Captain Sir George Collier’s presentation silver entree dishes and covers by Richard Cooke, London 1803, each plain rectangular with gadroon borders, covers with detachable vine twist handles, the covers engraved: ‘Presented by the Old Madras Insurance Company to Captn. Collier, Commander of His Majestys Sloop ‘Victor’, for his persevering & gallant conduct in chasing for two days, partially engaging & ultimately sinking the French National Corvette ‘La Fleche’ of superior force while advantageously anchored at the Mahé Islands.’
Dimensions approx.: 150 x 290 x 200mm / 6 x 11 ½ x 8 inches
Total weight approx.: 3513 grams / 112 oz. troy.
Footnotes: These silver dishes were presented to Captain Sir George Collier KCB (1774-1824) for destroying the 22-gun French corvette La Flèche whilst commanding Victor, 18 guns, in the Seychelles on 5 September 1801. After escorting troop transports into the Red Sea ahead of the British invasion of Egypt, Victor fell in with La Flèche off Diego Garcia. After an initial engagement, the corvette escaped to windward only to be found again four days later. A short but fierce action ensued during which the corvette caught fire, grounded on a coral reef and sank before a prize crew could secure the ship. As reward, the Admiralty made Collier post captain and gave him command of Leopard, 50 guns.
Born in London, Collier entered the Royal Navy in 1784. As a midshipman, he was wrecked off Madagascar in 1792 surviving among the natives of that island for six months before being rescued by a passing Portuguese brig. Unfortunately, the brig was immediately captured by a French privateer and for two more years, Collier was confined as a prisoner of war on Mauritius. Returning to service in 1795, he was given his first command in Suffolk Tender.
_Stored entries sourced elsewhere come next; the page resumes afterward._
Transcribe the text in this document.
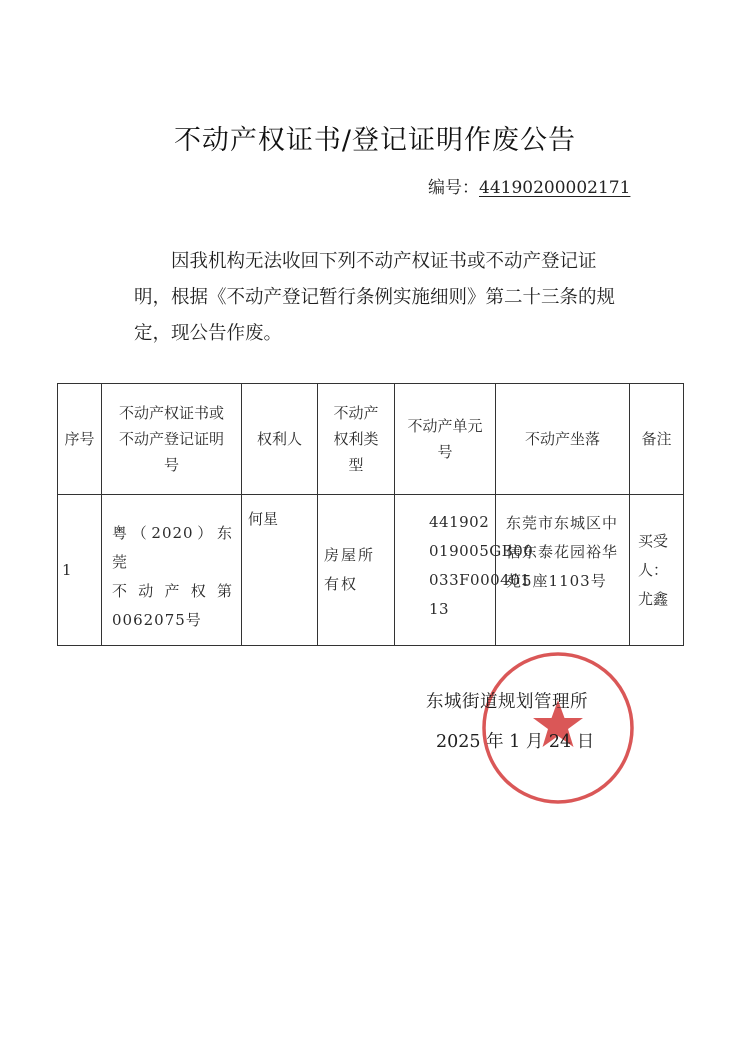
不动产权证书/登记证明作废公告
编号：44190200002171
因我机构无法收回下列不动产权证书或不动产登记证
明，根据《不动产登记暂行条例实施细则》第二十三条的规
定，现公告作废。
序号	不动产权证书或
不动产登记证明
号	权利人	不动产
权利类
型	不动产单元
号	不动产坐落	备注
1	粤（2020）东莞
不动产权第
0062075号	何星	房屋所
有权	441902
019005GB00
033F000401
13	东莞市东城区中
信东泰花园裕华
苑5座1103号	买受人：
尤鑫
东城街道规划管理所
2025 年 1 月 24 日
Following the Peace of Amiens, Collier commanded the Sea Fencibles at Liverpool. After accompanying the expedition to Copenhagen in 1808, for which he was knighted for delivering the admiral’s dispatches, he saw action, and was wounded, supporting the military campaign in Spain.
After the war, Collier was made commodore on the African station where he was employed suppressing the slave trade with such rigour that he was elected an honorary member of the African Institution, founded by William Wilberforce.
In 1814, Collier had been given command of the 50-gun Leander to lead a squadron with specific orders to engage American super-frigates, specifically the much-feared USS Constitution. However, in 1823 Collier was heavily criticised, and accused of cowardice, in William James’s Naval History for allowing Constitution to escape from Boston harbour then failing to bring her to action in the pursuit. Unable to clear his name, Collier committed suicide on 24 March 1824.